Con sus manos tomándome firme de las caderas iba marcando el ritmo. Mi cola golpeaba contra su pubis. Mis gemidos iban en aumento, mientras Gustavo me daba suaves (y algunas no tanto) nalgadas a mis glúteos. Hicimos una pausa y comencé a hacer movimientos circulares, mientras sentía como el falo, tibio y erguido, se apretaba contra mis intestinos.

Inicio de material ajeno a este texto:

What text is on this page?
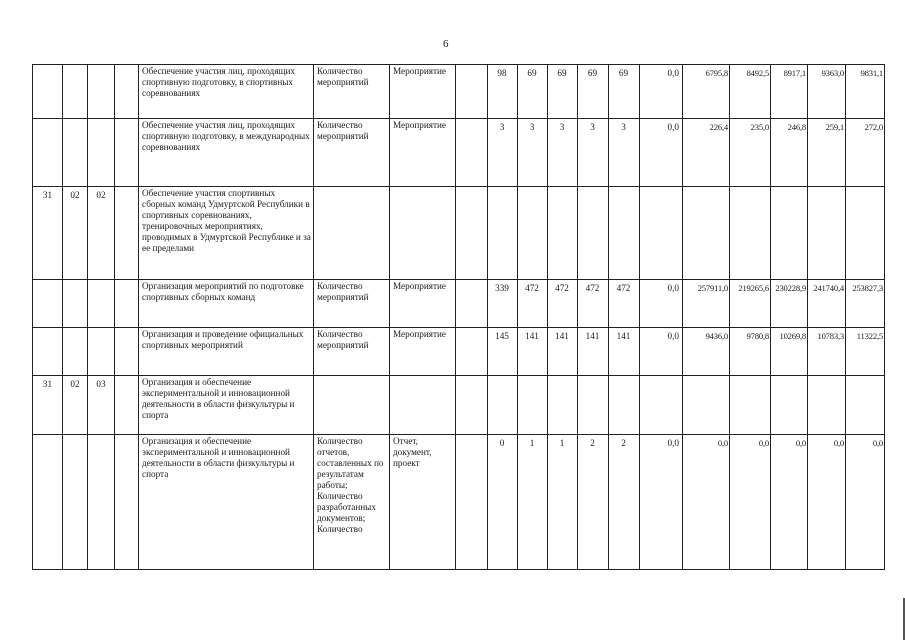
6
				Обеспечение участия лиц, проходящих спортивную подготовку, в спортивных соревнованиях	Количество мероприятий	Мероприятие		98	69	69	69	69	0,0	6795,8	8492,5	8917,1	9363,0	9831,1
				Обеспечение участия лиц, проходящих спортивную подготовку, в международных соревнованиях	Количество мероприятий	Мероприятие		3	3	3	3	3	0,0	226,4	235,0	246,8	259,1	272,0
31	02	02		Обеспечение участия спортивных сборных команд Удмуртской Республики в спортивных соревнованиях, тренировочных мероприятиях, проводимых в Удмуртской Республике и за ее пределами														
				Организация мероприятий по подготовке спортивных сборных команд	Количество мероприятий	Мероприятие		339	472	472	472	472	0,0	257911,0	219265,6	230228,9	241740,4	253827,3
				Организация и проведение официальных спортивных мероприятий	Количество мероприятий	Мероприятие		145	141	141	141	141	0,0	9436,0	9780,8	10269,8	10783,3	11322,5
31	02	03		Организация и обеспечение экспериментальной и инновационной деятельности в области физкультуры и спорта														
				Организация и обеспечение экспериментальной и инновационной деятельности в области физкультуры и спорта	Количество отчетов, составленных по результатам работы; Количество разработанных документов; Количество	Отчет, документ, проект		0	1	1	2	2	0,0	0,0	0,0	0,0	0,0	0,0
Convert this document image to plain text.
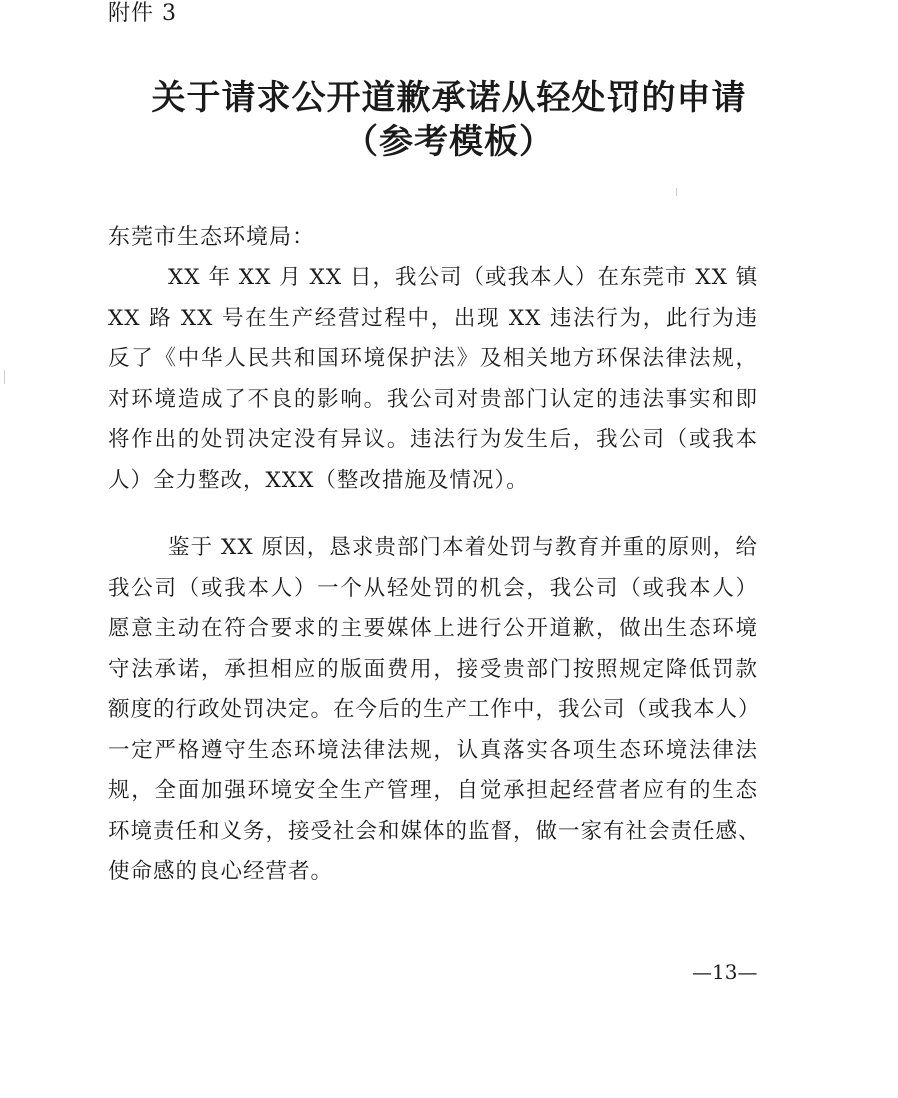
附件 3
关于请求公开道歉承诺从轻处罚的申请
（参考模板）
东莞市生态环境局：
XX 年 XX 月 XX 日，我公司（或我本人）在东莞市 XX 镇
XX 路 XX 号在生产经营过程中，出现 XX 违法行为，此行为违
反了《中华人民共和国环境保护法》及相关地方环保法律法规，
对环境造成了不良的影响。我公司对贵部门认定的违法事实和即
将作出的处罚决定没有异议。违法行为发生后，我公司（或我本
人）全力整改，XXX（整改措施及情况）。
鉴于 XX 原因，恳求贵部门本着处罚与教育并重的原则，给
我公司（或我本人）一个从轻处罚的机会，我公司（或我本人）
愿意主动在符合要求的主要媒体上进行公开道歉，做出生态环境
守法承诺，承担相应的版面费用，接受贵部门按照规定降低罚款
额度的行政处罚决定。在今后的生产工作中，我公司（或我本人）
一定严格遵守生态环境法律法规，认真落实各项生态环境法律法
规，全面加强环境安全生产管理，自觉承担起经营者应有的生态
环境责任和义务，接受社会和媒体的监督，做一家有社会责任感、
使命感的良心经营者。
—13—
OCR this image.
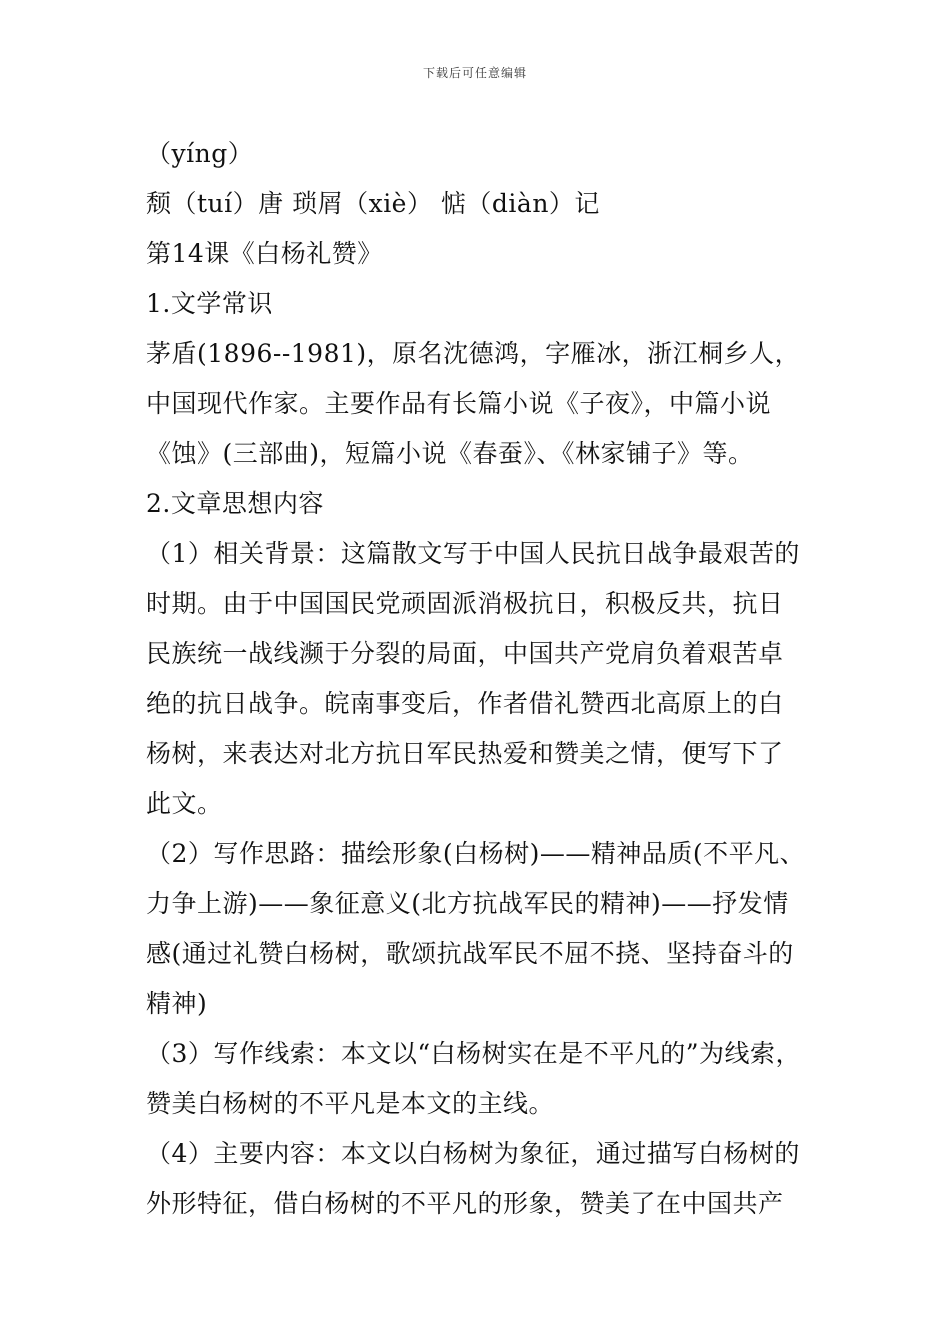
下载后可任意编辑
（yíng）
颓（tuí）唐 琐屑（xiè） 惦（diàn）记
第14课《白杨礼赞》
1.文学常识
茅盾(1896--1981)，原名沈德鸿，字雁冰，浙江桐乡人，
中国现代作家。主要作品有长篇小说《子夜》，中篇小说
《蚀》(三部曲)，短篇小说《春蚕》、《林家铺子》等。
2.文章思想内容
（1）相关背景：这篇散文写于中国人民抗日战争最艰苦的
时期。由于中国国民党顽固派消极抗日，积极反共，抗日
民族统一战线濒于分裂的局面，中国共产党肩负着艰苦卓
绝的抗日战争。皖南事变后，作者借礼赞西北高原上的白
杨树，来表达对北方抗日军民热爱和赞美之情，便写下了
此文。
（2）写作思路：描绘形象(白杨树)——精神品质(不平凡、
力争上游)——象征意义(北方抗战军民的精神)——抒发情
感(通过礼赞白杨树，歌颂抗战军民不屈不挠、坚持奋斗的
精神)
（3）写作线索：本文以“白杨树实在是不平凡的”为线索，
赞美白杨树的不平凡是本文的主线。
（4）主要内容：本文以白杨树为象征，通过描写白杨树的
外形特征，借白杨树的不平凡的形象，赞美了在中国共产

Sacó suavemente su pene y se colocó boca arriba. Yo crucé una pierna por encima de su pecho, quedando parada en mis rodillas. Con una mano coloqué su verga en mi ano y me dejé caer. Entró de golpe, haciéndome gemir de dolor. Pero lo peor había pasado. Con mis piernas, en un verdadero acto atlético, subía y bajaba mi cuerpo, controlando la velocidad y la intensidad de las embestidas. Acerqué mi pecho al de Gustavo y nuestras bocas se encontraron en un beso apasionado, mientras la parte inferior de mi cuerpo seguía con el sube-baja. Me quedé quieta y él continuó moviendo sus caderas, penetrándome con fuerza, con una mano me daba nalgadas y con la otra recorría mi espalda de manera desenfrenada. Nuestras lenguas libraron una batalla dentro de las bocas: los besos se mezclaban con mordidas, se alejaban para gemir libremente y volvían al encuentro; otras veces nos esquivábamos, y mi lengua recorría su cuello, o la suya mis orejas. “Hmmm, sí, me encanta, más, más”, estaba fuera de mí, las embestidas eran cada vez más veloces, las nalgadas cada vez más fuertes y los besos cada vez más descontrolados. Un gemido salió de la boca de Gustavo, en el mismo instante que sentí como un chorro de semen tibio salía expulsado de su verga, llenándome las entrañas de líquido… se hizo una pausa y todo se detuvo. Me dejé caer sobre él, mientras sacaba su pene, dejándome vacía, al mismo tiempo que el semen se escapaba de mi ano, escurriéndose entre mis piernas. Me volteé hacia un costado y lo miré. Era la mirada más dulce que le había dado a alguien, y él me devolvió una igualmente tierna. Nos fundimos en un largo beso. Cualquier palabra hubiera estado de más. Con mi cabeza sobre su pecho y su mano acariciándome el cabello, entré en un profundo sueño.